Dry Needling, also known as Trigger Point Needling, is a cost-effective technique for the treatment of myofascial pain and dysfunction. Dry Needling stimulates the local healing processes of the affected tissues, reduces inflammation and decreases pain to restore proper function.
In the treatment of trigger points for patients with myofascial pain syndrome, dry needling is an invasive procedure in which a thin needle is inserted into the skin and muscle directly at a myofascial trigger point. A myofascial trigger point consists of multiple contraction knots, which are related to the production and maintenance of the pain cycle.

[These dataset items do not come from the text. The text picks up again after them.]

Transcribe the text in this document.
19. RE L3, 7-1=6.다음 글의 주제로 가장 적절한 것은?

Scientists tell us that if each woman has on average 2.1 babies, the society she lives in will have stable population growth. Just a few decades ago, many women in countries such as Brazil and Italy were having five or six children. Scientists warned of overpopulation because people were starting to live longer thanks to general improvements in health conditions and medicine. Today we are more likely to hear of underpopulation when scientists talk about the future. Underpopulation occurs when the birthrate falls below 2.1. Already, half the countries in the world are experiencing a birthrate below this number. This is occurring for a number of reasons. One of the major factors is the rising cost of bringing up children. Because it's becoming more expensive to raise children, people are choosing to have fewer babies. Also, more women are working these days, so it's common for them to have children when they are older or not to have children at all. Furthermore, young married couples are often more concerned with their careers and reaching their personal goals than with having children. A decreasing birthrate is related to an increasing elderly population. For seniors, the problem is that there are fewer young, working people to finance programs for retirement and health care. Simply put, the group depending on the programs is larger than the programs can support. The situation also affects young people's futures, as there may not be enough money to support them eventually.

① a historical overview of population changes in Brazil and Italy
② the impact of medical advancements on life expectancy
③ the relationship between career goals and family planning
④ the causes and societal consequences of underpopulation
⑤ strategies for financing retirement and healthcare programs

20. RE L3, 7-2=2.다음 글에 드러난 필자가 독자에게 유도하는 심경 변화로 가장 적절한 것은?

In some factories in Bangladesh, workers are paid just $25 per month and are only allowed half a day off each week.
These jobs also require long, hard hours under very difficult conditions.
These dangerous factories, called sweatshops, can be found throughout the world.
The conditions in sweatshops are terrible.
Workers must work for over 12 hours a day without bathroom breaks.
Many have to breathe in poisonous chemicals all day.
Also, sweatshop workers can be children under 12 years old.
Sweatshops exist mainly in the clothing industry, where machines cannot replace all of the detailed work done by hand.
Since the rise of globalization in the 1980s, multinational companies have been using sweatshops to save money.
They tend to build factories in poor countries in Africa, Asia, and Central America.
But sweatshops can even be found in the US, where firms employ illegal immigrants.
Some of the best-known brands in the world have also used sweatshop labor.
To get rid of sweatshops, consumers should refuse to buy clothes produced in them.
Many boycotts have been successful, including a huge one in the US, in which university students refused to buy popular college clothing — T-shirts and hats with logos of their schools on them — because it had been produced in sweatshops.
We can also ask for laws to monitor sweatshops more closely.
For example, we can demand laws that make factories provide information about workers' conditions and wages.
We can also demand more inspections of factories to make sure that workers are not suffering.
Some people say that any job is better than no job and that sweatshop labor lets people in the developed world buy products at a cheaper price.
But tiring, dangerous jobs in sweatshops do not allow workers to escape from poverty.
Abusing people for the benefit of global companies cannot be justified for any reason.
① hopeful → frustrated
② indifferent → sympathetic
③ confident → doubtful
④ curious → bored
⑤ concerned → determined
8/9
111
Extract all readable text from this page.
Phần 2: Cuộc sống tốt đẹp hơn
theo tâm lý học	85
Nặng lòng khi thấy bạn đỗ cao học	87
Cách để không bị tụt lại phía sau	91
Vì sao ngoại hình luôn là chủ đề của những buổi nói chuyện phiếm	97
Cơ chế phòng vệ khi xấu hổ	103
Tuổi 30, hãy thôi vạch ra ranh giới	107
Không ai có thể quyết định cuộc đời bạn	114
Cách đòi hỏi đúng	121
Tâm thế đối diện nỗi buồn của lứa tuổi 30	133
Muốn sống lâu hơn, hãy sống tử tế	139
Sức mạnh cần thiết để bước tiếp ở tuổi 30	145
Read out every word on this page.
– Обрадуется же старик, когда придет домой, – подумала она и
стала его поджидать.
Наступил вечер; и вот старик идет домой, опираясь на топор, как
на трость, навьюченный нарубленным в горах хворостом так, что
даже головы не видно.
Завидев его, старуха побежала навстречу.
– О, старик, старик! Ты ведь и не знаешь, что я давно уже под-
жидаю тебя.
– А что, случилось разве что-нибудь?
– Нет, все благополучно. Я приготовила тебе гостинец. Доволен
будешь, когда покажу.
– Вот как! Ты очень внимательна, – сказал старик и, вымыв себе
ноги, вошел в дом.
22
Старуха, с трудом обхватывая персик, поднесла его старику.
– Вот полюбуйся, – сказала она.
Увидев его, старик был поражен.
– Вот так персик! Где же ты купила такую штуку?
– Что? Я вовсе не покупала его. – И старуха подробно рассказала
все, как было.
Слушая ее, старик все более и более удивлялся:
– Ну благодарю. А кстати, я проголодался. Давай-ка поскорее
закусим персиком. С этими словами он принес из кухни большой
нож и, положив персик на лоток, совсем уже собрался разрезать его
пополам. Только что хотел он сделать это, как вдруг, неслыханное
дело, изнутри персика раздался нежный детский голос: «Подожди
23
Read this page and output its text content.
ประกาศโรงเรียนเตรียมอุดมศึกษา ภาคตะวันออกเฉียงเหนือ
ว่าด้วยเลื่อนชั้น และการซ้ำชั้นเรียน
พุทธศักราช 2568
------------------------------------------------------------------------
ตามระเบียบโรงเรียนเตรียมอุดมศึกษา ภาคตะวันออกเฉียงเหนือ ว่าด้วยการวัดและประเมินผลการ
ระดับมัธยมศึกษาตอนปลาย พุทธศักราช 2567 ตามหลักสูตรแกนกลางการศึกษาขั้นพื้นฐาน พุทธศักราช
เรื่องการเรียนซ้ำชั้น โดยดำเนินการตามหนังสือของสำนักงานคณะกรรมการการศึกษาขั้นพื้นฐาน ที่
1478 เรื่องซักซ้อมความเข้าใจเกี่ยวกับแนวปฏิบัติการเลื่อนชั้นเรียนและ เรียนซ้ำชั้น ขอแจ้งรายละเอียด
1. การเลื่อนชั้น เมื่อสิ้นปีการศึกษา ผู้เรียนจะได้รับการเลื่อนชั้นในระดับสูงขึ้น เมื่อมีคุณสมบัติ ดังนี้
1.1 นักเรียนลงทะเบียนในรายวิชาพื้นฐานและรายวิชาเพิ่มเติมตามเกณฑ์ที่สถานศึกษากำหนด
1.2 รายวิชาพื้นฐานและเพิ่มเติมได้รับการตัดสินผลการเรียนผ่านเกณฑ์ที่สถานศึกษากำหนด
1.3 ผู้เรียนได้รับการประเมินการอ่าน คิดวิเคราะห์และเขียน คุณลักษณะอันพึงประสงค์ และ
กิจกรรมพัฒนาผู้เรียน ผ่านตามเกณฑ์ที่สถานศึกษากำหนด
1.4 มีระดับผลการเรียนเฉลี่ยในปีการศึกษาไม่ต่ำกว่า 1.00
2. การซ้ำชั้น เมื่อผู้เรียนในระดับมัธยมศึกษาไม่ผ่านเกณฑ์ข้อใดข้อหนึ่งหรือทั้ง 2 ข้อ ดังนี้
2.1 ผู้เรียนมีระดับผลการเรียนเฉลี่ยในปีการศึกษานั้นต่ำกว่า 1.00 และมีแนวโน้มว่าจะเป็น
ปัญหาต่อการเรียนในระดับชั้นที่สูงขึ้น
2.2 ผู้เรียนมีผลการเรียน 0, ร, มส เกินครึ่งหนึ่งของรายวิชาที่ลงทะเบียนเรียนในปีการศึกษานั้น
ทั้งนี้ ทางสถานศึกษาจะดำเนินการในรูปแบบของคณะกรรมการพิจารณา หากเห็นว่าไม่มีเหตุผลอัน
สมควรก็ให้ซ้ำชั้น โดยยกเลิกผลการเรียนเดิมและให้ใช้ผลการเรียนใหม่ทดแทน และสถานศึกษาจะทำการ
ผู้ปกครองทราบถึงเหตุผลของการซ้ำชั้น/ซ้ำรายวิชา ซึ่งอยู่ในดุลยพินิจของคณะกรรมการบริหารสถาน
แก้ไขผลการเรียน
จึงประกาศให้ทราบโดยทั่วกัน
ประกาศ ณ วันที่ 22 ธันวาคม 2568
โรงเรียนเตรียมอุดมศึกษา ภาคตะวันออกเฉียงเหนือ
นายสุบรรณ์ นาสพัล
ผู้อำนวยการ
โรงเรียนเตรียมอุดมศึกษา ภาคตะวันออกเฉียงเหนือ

When an injury occurs from repetitive use or acute trauma, inflammation will be produced from the damaged tissues. The damaged tissues will also go into a protective tension state or contracture to guard against further damage from utilizing the injured tissue. This contracture and inflammation inhibit microcirculation which limits both the oxygen rich blood reaching the injury and the waste products leaving the injury. The injury site becomes hypoxic (decreased in oxygen) which stimulates the body to produce fibroblasts, a cell that produces fibrosis or scar tissue. This fibrosis and scarring builds up around the muscles and tissues limiting the tissues ability to fully function and can also cause compression and irritation of nerves – all of which inevitably lead to biomechanical disturbances.
Proper dry needling of a myofascial trigger point will elicit a local twitch response (LTR), which is an involuntary spinal cord reflex in which the muscle fibers in the taut band of muscle contract. The LTR indicates the proper placement of the needle in a trigger point. Dry needling that elicits LTRs improves treatment outcomes, and may work by activating endogenous opioids (the bodies natural pain-reliever). Inserting the needle can itself may cause pain, although when done by well-trained practitioners that is not a common occurrence.